Dholak Info.

in Dholak, Info

Dholak is a South Asian barrel-shaped, two-headed hand drum made of one piece of wood. It is also popularly known as dholki. Its construction is very simple. It may either have traditional lacing or turnbuckle tuning. In Traditional lacing(rope-tuned), Steel rings are used for tuning and pegs are twisted inside the laces. In Turnbuckle tuning(bolt-tuned), nuts and bolts help in producing tension.

The two heads of a dholak vary in sizes with right one being smaller in size. The right head has a simpler membrane and produces a high pitched sound.

Right Head

The left head is relatively bigger in size and contains special coating (a mixture of sand, tar, and clay also popularly known as the dholak masala) on its inner side.This coating not only helps in lowering the pitch but also helps in fine-tuning of the same.

Left Head

The shell of dholak is made from a single piece of wood, generally a hard wood such as Sheesham. It is believed that harder the wood, more shriller and cleaner sound it produces. The shape of the dholak decides the quality and type of sound it will produces which is a very important factor in itself since a dholak is all about it rhythm, its sound & sound quality and pitch it produces.

Dholak Shell

A dholak is about 16 inches in length.Its one head is about 9 inches wide and other one is 7 inches in width. It weighs about 4-5 kgs. The dholak is nothing more than the smaller version of the dhol.

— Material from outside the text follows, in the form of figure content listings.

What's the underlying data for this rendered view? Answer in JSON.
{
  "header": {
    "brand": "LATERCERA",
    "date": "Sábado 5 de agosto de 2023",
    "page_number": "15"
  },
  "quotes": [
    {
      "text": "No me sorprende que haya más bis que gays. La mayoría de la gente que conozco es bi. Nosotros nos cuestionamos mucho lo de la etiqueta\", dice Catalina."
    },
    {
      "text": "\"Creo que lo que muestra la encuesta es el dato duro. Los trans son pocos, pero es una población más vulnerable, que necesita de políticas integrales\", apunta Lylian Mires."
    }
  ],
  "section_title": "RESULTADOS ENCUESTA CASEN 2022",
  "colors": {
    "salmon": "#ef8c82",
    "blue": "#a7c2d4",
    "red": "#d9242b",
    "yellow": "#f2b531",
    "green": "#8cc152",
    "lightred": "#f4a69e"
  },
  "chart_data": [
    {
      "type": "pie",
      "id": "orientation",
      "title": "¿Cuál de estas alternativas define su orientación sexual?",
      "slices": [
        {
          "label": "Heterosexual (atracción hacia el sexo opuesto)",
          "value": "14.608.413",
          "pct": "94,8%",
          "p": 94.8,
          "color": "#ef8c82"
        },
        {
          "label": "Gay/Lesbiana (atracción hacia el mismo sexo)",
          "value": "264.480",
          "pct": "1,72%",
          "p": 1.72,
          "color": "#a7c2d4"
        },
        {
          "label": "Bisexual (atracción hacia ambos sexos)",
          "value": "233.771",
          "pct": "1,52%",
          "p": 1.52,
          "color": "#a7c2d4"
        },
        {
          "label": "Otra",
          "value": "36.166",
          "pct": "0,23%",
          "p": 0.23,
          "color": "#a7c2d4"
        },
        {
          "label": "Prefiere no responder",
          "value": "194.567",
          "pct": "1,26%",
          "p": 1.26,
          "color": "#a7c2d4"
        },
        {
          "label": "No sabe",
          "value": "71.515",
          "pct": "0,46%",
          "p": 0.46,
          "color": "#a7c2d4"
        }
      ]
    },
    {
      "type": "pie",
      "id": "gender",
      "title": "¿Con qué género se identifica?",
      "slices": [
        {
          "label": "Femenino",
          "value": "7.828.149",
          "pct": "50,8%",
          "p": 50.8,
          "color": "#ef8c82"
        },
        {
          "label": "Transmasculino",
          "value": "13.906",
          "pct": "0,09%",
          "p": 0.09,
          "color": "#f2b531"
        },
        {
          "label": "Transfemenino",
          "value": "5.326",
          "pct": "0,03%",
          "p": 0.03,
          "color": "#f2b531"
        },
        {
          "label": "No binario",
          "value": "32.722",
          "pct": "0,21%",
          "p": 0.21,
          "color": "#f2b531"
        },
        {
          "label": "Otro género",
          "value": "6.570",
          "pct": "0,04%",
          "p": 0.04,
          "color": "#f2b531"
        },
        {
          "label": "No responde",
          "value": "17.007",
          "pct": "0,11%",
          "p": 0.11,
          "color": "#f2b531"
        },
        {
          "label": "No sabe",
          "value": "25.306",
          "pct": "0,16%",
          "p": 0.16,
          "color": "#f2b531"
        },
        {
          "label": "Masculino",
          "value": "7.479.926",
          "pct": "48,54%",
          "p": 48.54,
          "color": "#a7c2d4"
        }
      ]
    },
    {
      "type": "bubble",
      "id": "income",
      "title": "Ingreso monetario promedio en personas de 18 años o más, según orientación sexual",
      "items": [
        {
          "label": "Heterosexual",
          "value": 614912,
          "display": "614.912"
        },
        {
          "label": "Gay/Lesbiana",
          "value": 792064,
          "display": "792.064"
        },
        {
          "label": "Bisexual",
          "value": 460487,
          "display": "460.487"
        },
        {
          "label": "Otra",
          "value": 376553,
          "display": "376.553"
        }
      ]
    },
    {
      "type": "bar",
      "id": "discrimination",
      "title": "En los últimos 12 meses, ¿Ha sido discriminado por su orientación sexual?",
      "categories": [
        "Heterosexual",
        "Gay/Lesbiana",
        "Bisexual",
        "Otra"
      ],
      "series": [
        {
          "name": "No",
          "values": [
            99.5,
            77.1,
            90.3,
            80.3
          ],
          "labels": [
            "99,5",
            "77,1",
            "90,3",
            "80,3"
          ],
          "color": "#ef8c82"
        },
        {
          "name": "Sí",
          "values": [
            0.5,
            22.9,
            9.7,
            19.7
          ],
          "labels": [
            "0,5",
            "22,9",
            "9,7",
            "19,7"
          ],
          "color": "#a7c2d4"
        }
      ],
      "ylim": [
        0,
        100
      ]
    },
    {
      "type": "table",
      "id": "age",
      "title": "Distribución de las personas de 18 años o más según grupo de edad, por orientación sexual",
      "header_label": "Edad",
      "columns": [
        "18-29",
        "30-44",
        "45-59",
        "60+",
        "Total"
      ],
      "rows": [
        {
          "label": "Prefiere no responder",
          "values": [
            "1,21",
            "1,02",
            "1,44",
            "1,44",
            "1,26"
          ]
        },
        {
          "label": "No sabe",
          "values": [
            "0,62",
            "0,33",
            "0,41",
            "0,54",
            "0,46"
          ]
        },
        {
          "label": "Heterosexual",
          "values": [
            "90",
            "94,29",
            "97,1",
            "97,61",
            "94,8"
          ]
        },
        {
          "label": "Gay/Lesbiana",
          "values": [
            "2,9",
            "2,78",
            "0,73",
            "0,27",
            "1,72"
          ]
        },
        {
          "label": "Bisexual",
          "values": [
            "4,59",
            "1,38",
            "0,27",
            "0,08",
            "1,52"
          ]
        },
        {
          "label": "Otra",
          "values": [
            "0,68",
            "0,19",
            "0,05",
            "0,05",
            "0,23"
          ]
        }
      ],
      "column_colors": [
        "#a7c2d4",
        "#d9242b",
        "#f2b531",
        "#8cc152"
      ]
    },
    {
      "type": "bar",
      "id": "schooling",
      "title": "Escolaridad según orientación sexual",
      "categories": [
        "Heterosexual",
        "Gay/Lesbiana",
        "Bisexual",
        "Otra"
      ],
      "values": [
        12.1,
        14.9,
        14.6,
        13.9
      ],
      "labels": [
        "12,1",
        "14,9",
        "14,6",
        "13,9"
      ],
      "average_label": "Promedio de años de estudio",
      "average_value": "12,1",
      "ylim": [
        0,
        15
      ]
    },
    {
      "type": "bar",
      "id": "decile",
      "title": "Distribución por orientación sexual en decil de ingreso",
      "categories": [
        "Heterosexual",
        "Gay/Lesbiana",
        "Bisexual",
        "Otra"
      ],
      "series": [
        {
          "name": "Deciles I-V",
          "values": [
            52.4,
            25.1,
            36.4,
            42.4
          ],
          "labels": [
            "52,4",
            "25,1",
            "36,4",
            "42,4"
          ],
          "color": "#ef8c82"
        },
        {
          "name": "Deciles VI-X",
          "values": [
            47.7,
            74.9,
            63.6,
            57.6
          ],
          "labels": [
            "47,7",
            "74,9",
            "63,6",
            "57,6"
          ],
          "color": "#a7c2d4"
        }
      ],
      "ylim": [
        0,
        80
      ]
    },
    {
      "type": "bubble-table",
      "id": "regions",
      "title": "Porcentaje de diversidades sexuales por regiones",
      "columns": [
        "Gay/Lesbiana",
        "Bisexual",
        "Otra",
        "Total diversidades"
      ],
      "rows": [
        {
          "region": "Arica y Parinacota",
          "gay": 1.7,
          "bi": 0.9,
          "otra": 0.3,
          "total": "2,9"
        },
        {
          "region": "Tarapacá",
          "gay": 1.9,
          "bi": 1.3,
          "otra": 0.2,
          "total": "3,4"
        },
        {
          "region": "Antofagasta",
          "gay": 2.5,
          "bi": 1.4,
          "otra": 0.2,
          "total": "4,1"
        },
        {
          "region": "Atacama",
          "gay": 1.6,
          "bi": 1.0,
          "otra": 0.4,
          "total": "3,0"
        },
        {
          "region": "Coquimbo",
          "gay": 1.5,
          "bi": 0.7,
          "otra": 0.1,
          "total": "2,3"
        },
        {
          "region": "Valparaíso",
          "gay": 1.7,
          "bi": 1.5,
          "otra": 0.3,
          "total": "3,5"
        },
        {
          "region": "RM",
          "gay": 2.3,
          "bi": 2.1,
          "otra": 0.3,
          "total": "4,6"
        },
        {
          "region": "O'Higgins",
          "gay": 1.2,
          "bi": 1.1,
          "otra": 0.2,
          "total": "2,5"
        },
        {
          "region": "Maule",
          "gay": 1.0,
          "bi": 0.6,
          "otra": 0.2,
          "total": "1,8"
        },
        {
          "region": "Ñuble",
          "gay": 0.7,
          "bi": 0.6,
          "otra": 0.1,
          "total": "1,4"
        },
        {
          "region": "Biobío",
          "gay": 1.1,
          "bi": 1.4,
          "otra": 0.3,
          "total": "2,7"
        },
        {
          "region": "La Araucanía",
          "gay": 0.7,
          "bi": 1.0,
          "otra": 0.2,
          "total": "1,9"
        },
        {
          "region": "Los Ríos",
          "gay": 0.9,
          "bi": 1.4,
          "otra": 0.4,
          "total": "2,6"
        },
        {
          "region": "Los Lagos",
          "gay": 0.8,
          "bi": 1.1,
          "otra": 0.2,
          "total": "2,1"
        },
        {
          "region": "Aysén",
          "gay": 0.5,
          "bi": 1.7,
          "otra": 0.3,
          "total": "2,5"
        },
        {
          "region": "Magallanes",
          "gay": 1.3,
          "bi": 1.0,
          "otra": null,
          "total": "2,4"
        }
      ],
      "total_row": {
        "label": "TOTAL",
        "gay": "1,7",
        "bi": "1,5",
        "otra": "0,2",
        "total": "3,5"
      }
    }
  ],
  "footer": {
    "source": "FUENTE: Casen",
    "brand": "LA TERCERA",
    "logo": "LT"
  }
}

The dholak is either played

  • by placing on the player’s lap or,

  • while standing, slung from the shoulder or waist or,

  • pressing down with one knee while sitting on the floor.

The most commonly played rhythm on the dholak is a “quick double-dotted figure” that may be counted in rhythmic solfege as “ONE -tah and -tah TWO -tah and -tah THREE-E (rest on ‘and’) -tah, FOUR AND” or a long string of double-dotted notes.

The high-pitched head is played using a thin stick around 6 mm in width made from solid rattan or hardwood. The other head is played either using a hand or a thicker, semi-angled stick which is analogous to a small hockey stick in shape and dimension.

Dholak is frequently used in Indian Cinema due its popular genre of music.It is also widely used in Baithak gana, tan singing(a local Indian music of the Caribbean), Qawwali, Marathi(laavani),  Bhangra, Indian Light Classical Music, Film Songs, Folk Music, Geetbhajans and kirtans. It is also Widely used in Indian Wedding Ceremonies in almost all states of India where young adults and children sing and dance to the beats of the dholak.

At weddings and religious occasions, women play the dholak to produce melodious sound and rhythm while singing. It is a common sight where a woman beats the dholak and other one strikes the barrel with a spoon to add to music. Sometimes tassels are also used for decorating the dholak.

Learning Dholak is easy & regular classes are also conducted for same. It is said that this instrument used to occupy a position of considerable prestige but today it is merely related to Indian film and folk music.